Following the CPI data, the April core PCE forecast was raised from 0.22% to 0.26% m/m. On a year-over-year basis, core PCE stands at 3.28%, with six- and three-month annualized rates at 3.75% and 3.76% respectively. The elevated near-term pace reflects legacy tariff and rent spikes, not new momentum. Once the tariff impulse ends and rents normalize, core PCE should decelerate towards 3% or lower.
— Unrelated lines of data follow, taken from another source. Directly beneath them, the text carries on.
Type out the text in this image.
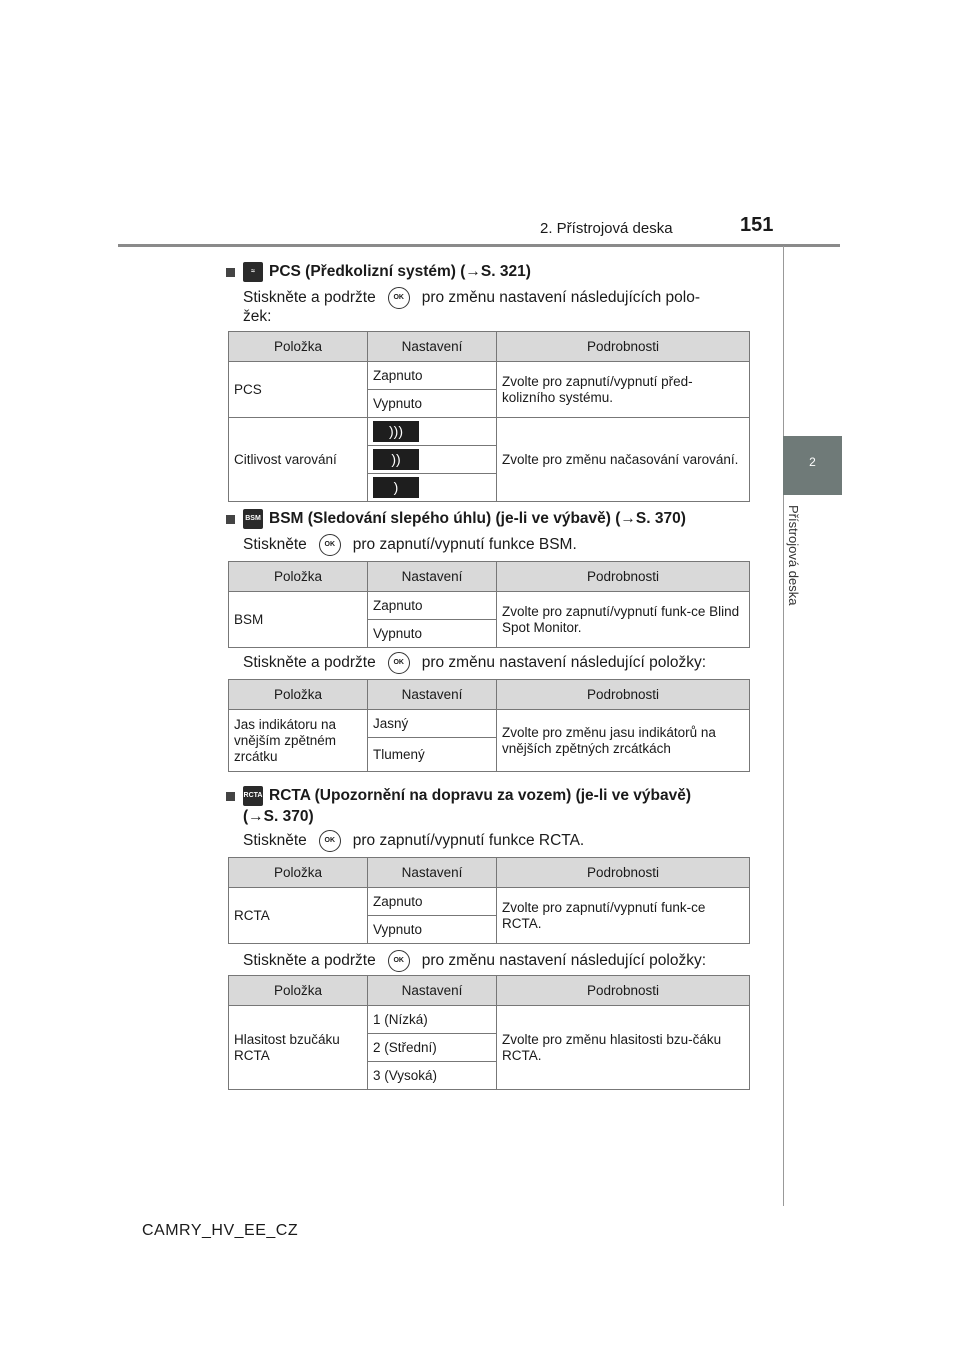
2. Přístrojová deska	151
2
Přístrojová deska
≈ PCS (Předkolizní systém) (→S. 321)
Stiskněte a podržte	OK pro změnu nastavení následujících polo-
žek:
Položka	Nastavení	Podrobnosti
PCS	Zapnuto	Zvolte pro zapnutí/vypnutí před-kolizního systému.
	Vypnuto	
Citlivost varování	)))	Zvolte pro změnu načasování varování.
	))	
	)	
BSM BSM (Sledování slepého úhlu) (je-li ve výbavě) (→S. 370)
Stiskněte	OK pro zapnutí/vypnutí funkce BSM.
Položka	Nastavení	Podrobnosti
BSM	Zapnuto	Zvolte pro zapnutí/vypnutí funk-ce Blind Spot Monitor.
	Vypnuto	
Stiskněte a podržte	OK pro změnu nastavení následující položky:
Položka	Nastavení	Podrobnosti
Jas indikátoru na vnějším zpětném zrcátku	Jasný	Zvolte pro změnu jasu indikátorů na vnějších zpětných zrcátkách
	Tlumený	
RCTA RCTA (Upozornění na dopravu za vozem) (je-li ve výbavě)
(→S. 370)
Stiskněte	OK pro zapnutí/vypnutí funkce RCTA.
Položka	Nastavení	Podrobnosti
RCTA	Zapnuto	Zvolte pro zapnutí/vypnutí funk-ce RCTA.
	Vypnuto	
Stiskněte a podržte	OK pro změnu nastavení následující položky:
Položka	Nastavení	Podrobnosti
Hlasitost bzučáku RCTA	1 (Nízká)	Zvolte pro změnu hlasitosti bzu-čáku RCTA.
	2 (Střední)	
	3 (Vysoká)	
CAMRY_HV_EE_CZ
The Fed, focused on trend rather than one-month blips, will likely keep rates unchanged at the next meeting.

Key Risks

  • Oil escalation: Further oil price increases could broaden spillovers into freight, hotels, and auto insurance, making core services sticky.
  • Rent persistence: If labor market tightness or housing supply constraints keep rent inflation above 0.4% m/m beyond the technical reversal, the disinflation timeline lengthens.
  • Tariff re-escalation: New trade actions would disrupt the core goods normalization trajectory, pushing cumulative pass-through above the estimated 70bp ceiling.

Trading Implications

If core inflation resumes its descent (rent normalizes, tariff effects fade) the market will reprice a higher probability of Fed rate cuts in H2 2026. The yield curve would steepen, and short-duration Treasuries gain relative value. If oil risk materializes, the Fed will stay hawkish longer, flattening the curve and pressuring risk assets. The base case favors positioning for a steeper curve as disinflation data emerge over the next two months.